Re: Did GIRAPH-11 break vertex reactivation?

2011-11-15 Thread Sebastian Schelter
Yes, that fixes it. Thank you!

--sebastian

On 15.11.2011 22:12, Avery Ching wrote:
 This should fix it.  It passed local unittests.  Let me know.
 
 Avery
 
 On 11/15/11 1:03 PM, Avery Ching wrote:
 Yes, I think I broke it.  Sorry.  Let me get you a diff to test quickly.

 Avery

 On 11/15/11 12:42 PM, Sebastian Schelter wrote:
 Hi,

 I updated to the latest trunk (after the GIRAPH-11 commit) and wanted to
 continue to work on GIRAPH-51 where I use a small toy graph to test
 SimpleShortestPathVertex.

 Unfortunately my code did not work anymore and I guess I tracked it down
 to the fact that vertex that voted to halt are not reacted anymore when
 new messages arrive.

 In SimpleShortestPathVertex every vertex always votes to halt and only
 gets reactivated when a shorter path to it has been found. However my
 test run always finished after superstep 0.

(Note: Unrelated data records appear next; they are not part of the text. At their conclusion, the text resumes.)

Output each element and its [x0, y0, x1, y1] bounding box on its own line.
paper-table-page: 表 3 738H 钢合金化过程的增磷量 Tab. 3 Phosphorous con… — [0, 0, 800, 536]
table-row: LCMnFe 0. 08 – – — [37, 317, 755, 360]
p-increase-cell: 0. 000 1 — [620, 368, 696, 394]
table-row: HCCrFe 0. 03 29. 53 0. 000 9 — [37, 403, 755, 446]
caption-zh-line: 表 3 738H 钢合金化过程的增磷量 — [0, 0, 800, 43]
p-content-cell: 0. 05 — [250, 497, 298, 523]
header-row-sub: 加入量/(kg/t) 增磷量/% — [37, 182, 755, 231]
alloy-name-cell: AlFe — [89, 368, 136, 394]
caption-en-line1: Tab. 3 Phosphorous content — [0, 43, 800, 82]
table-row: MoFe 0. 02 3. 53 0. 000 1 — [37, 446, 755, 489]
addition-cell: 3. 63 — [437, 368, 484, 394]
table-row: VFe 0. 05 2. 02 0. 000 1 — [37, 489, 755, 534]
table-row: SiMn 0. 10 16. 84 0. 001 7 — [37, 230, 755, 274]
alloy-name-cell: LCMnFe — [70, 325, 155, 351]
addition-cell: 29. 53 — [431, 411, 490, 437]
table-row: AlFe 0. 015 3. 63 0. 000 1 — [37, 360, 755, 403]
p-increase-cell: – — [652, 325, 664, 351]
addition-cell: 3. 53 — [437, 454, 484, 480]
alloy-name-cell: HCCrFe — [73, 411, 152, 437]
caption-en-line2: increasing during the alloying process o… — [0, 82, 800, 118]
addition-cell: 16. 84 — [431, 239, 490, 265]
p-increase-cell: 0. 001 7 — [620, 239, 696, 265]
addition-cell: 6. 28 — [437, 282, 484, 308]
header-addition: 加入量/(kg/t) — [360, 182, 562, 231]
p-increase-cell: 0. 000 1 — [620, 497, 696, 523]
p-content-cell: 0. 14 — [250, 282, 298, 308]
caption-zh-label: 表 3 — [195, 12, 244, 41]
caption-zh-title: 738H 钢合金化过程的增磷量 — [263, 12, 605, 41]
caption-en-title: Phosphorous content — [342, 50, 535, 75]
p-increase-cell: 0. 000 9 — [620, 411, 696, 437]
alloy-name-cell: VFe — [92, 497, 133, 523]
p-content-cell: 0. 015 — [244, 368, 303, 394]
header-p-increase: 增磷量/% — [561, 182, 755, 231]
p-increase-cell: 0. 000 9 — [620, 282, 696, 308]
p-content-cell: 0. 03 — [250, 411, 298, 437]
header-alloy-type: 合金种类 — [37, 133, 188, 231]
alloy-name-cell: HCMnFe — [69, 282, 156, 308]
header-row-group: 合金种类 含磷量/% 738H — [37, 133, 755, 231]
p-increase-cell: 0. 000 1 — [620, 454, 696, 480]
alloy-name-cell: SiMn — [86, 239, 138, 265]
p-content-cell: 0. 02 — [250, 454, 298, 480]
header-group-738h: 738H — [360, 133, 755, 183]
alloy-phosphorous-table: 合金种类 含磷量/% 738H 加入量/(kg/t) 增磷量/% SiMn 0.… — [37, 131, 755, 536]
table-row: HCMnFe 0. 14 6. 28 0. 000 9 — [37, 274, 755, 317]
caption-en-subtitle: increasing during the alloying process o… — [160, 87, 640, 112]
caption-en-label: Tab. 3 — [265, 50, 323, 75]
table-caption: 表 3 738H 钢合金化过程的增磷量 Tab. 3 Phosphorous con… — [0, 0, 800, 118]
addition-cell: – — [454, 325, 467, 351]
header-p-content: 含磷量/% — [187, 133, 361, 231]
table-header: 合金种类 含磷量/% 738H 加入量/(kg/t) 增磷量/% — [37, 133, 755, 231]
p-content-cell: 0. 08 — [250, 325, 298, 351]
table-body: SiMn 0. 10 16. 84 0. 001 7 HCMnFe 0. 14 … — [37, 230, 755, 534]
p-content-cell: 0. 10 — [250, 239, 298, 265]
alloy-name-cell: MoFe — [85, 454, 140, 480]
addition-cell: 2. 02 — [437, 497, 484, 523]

 I don't know too much about Giraph's internals yet, but my guess is that
 the number of sent messages is not tracked correctly anymore. Therefore
 giraph finishes the algorithm (as all vertices voted to halt) although
 there should still be messages in the pipeline.

 I think I tracked it down to this behavior:

 GraphMapper declares a variable workerSentMessages = 0 and never
 increases it. This variable is given to
 BspServiceWorker.finishSuperstep() which writes it to zookeeper and uses
 it to compute the GlobalStats afterwards, which are used to decide
 whether a new superstep has to be scheduled. As it has never been
 increased, the algorithm will always stop when all vertices voted to
 halt.

 It would be great if someone could confirm/disprove this speculation and
 help me to continue work on GIRAPH-51

 --sebastian